Robinson responded that he hadn’t received any steer on RA’s preference from counterpart Rob Clarke on Thursday in a meeting.
New Zealander Penney said it was obvious neither country would benefit long term from continuing with the internal Super Rugby competitions which had been launched this year in response to COVID-19.
“Isolation is probably not the ideal scenario for anyone but, if New Zealand want to do that – at their own peril,” he said.
“If New Zealand don’t get positive around the relationship they have with Australia, that is their loss.
“They probably see themselves in a powerful bubble, which they have done for a number of years – so be it.

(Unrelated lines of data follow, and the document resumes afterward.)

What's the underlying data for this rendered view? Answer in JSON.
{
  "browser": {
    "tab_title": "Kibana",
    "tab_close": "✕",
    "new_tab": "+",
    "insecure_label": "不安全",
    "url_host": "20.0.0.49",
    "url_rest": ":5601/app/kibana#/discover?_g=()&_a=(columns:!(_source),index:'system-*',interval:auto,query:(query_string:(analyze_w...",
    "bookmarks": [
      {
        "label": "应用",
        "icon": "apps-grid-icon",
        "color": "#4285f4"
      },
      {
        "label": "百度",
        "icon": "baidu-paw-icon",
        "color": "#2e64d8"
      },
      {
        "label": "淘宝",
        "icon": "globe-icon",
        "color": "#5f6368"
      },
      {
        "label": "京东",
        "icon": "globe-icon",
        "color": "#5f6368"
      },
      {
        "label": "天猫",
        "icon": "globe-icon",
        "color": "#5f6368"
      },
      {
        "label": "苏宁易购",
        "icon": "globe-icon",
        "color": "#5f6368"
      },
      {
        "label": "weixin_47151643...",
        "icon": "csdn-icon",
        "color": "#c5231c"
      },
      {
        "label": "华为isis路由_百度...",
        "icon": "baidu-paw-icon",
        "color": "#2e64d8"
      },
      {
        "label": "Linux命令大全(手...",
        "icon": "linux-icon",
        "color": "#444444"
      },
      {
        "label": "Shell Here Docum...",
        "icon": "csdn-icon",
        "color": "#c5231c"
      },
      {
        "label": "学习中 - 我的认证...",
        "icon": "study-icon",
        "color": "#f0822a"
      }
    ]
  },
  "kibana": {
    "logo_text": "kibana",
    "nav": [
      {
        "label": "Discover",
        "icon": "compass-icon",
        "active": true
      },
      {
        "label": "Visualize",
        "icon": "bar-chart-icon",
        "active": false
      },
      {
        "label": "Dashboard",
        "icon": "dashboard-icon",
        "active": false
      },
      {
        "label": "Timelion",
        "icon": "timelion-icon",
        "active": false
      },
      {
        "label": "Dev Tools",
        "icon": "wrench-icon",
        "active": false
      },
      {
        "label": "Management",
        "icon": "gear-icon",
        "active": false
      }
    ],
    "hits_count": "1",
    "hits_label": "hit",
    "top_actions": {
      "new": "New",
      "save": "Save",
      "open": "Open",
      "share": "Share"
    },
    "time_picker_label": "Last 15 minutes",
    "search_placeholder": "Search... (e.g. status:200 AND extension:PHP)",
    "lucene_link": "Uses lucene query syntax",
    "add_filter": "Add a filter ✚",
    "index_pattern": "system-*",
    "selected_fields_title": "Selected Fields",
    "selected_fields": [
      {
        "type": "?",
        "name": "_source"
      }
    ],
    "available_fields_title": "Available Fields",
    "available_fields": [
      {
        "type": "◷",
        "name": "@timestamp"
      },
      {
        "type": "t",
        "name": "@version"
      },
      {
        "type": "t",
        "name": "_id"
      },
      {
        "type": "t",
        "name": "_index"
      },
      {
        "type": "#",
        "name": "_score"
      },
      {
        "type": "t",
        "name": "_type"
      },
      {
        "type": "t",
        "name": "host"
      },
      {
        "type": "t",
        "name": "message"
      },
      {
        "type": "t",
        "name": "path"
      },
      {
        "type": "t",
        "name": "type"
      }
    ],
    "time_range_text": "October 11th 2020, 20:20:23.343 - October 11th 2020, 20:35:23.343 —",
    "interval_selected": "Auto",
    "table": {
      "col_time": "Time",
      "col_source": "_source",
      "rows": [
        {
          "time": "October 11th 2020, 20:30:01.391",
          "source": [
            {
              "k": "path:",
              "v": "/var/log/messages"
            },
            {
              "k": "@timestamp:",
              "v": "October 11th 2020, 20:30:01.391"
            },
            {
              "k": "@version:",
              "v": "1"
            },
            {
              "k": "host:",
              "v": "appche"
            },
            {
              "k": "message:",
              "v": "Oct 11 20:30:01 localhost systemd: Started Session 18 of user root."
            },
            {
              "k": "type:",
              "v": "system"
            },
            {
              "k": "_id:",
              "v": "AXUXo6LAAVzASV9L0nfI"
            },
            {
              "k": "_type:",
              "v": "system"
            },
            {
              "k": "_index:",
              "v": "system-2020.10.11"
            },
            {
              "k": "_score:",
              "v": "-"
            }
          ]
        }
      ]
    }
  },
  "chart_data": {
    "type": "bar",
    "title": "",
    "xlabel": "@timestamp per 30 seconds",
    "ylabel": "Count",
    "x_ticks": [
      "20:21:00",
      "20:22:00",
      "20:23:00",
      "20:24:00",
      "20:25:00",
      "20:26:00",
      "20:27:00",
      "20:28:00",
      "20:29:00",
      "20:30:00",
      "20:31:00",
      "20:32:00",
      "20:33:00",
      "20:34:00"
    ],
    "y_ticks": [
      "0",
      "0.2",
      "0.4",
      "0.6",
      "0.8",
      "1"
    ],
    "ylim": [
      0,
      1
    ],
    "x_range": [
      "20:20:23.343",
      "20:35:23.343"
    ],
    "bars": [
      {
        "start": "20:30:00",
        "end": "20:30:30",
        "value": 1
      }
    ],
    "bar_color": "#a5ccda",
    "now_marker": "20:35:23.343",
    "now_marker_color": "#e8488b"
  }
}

We’ll create one (competition) here and then they’ll come knocking, I’m sure.”
Robinson said the board had yet to even see a copy of the independent Kiwi-driven “Aratipu Report” recommendations which would be made public next week.
“There’s nothing we’re hearing about what they (Australia) would and wouldn’t be open to at this stage,” he said.
“I’m not aware of what Australia are particularly focused on in that area.”
Robinson said suggestions his board was split was “absolute nonsense” and played down growing noise that the SANZAAR joint venture was on the verge of being dismantled.
He indicated SANZAAR might not be the governing entity of the Super Rugby replacement, depending on what format it took, but it would continue to oversee the running of a Test tournament.
Robinson confirmed SANZAAR was investigating staging this year’s Rugby Championship in Australia and/or New Zealand and NZR had pitched to be sole host of the tournament.
Talks remained “dynamic” on staging a Bledisloe Cup series, he said.
However, the touted prospect of an All Blacks-Kangaroos hybrid match in December was fading as a prospect, primarily because NZR had received no recent updates from the NRL.
“They might have got cold feet – we’re not sure,” Robinson said.
“It’s quiet at present and that’sokay with us. We’ve got lots of things to work on.”